According to one of the largest mortgage lenders in the United Kingdom, house prices have declined for the sixth consecutive month and 1.1% over the past year.
House price data from the Nationwide building society indicated it was the first annual decline since June 2020.
The monthly price decline from January to February was 0.5%, making February the weakest month since November 2012.
The average dwelling price decreased to £257,406 in February from £258,297 in January as a result of the decline.
House prices last month were also down 3.7% from the apex of last August.
The demand for homes is being dampened by a decline in mortgage approvals.
The Bank of England reported on Wednesday that net mortgage approvals decreased for the fifth consecutive month, to 39,600 in January from 40,500 in December.
If the COVID-19 pandemic period is excluded, this was the lowest net approvals figure since January 2009 (32,400). (32,400).
However, the lower prices do not make it simpler for first-time buyers, according to Nationwide’s chief economist.
For a prospective first-time buyer with a median income seeking to purchase a median home, mortgage payments continue to be significantly higher than the long-term median share of take-home pay.

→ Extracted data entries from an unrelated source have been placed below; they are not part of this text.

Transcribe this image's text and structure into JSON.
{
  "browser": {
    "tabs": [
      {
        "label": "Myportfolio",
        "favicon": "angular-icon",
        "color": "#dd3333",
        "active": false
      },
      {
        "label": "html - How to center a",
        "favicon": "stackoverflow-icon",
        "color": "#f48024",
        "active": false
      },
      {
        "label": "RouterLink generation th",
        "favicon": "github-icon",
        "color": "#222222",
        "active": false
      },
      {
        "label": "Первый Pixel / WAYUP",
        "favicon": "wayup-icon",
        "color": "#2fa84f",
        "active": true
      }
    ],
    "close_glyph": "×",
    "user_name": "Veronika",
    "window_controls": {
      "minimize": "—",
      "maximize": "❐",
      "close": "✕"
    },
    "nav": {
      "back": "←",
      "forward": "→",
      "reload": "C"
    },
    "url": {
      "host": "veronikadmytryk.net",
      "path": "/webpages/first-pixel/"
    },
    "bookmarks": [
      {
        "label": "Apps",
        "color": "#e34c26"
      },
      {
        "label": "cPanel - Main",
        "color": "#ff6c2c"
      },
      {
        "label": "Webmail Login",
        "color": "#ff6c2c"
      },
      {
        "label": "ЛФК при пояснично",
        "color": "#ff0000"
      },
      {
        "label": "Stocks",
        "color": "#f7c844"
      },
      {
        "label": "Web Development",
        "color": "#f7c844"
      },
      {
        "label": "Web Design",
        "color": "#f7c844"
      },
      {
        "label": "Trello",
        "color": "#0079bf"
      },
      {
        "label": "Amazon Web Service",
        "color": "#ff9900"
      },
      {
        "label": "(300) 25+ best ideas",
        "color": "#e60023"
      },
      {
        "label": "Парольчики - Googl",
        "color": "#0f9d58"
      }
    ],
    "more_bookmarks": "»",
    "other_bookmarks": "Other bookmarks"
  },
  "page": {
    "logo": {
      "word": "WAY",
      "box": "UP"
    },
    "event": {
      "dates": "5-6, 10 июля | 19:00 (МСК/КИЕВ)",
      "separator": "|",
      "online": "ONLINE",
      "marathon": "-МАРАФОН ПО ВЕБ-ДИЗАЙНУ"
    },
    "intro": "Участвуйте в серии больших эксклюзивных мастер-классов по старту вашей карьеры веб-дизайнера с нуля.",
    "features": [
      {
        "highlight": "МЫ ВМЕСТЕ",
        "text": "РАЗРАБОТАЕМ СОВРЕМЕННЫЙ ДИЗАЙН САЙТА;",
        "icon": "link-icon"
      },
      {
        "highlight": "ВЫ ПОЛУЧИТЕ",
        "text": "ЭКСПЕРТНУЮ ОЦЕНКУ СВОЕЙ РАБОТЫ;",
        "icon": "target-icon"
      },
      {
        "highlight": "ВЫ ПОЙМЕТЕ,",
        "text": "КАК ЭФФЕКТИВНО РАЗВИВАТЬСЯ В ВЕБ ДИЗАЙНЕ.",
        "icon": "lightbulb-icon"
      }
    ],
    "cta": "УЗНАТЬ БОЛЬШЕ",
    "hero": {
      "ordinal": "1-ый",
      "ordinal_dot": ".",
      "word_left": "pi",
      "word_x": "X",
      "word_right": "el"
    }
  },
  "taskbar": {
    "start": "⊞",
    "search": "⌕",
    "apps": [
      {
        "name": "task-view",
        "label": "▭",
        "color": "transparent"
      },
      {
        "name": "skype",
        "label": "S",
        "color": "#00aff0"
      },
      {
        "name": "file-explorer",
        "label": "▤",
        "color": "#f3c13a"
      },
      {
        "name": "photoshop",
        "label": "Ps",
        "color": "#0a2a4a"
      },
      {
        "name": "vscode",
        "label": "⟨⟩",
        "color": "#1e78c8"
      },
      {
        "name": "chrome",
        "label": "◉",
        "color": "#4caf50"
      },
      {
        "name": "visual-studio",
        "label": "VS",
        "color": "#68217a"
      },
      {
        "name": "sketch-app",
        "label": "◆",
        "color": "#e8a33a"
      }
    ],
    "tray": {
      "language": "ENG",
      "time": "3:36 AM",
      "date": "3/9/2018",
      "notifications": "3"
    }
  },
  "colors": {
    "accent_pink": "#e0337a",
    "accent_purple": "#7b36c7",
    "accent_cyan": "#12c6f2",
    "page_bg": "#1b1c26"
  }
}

Robert Gardner stated that deposit requirements continue to be “prohibitively high for many,” and that saving for a deposit “remains a challenge,”, particularly for those in the private rented sector, where rents have risen significantly.
Gardner added that the situation may improve if inflation moderates as anticipated in the coming months. As wage increases and falling home prices would support housing affordability.
While the market volatility that followed the Liz Truss mini-budget has subsided, the chief economist at Nationwide reported that housing market activity remained subdued.
These effects have impacted market confidence and added to the wider economic factors weighing on households. Such as double-digit inflation and falling real wages as pay increases failed to keep up with inflation.
Sarah Coles, the director of personal finance at Hargreaves Lansdown, referred to the September mini-budget and associated mortgage turmoil as a “turning point for the market.”
“After months of increasingly painful inflation, purchasers were at their breaking point. And the mortgage market chaos following the mini-budget was the last straw,” she said.
From that point on, we were aware that a house price correction of some sort was likely to occur.
According to Ms. Coles, the future of the housing market is uncertain, even though prices are anticipated to continue declining.
“The question is whether this is the start of a gradual and moderate deflation or a bubble about to explode. There’s no doubt that we’ll see more declines in the coming months, but predictions range from 5% to 12%.”
“Unfortunately, it’s becoming increasingly challenging to maintain optimism.”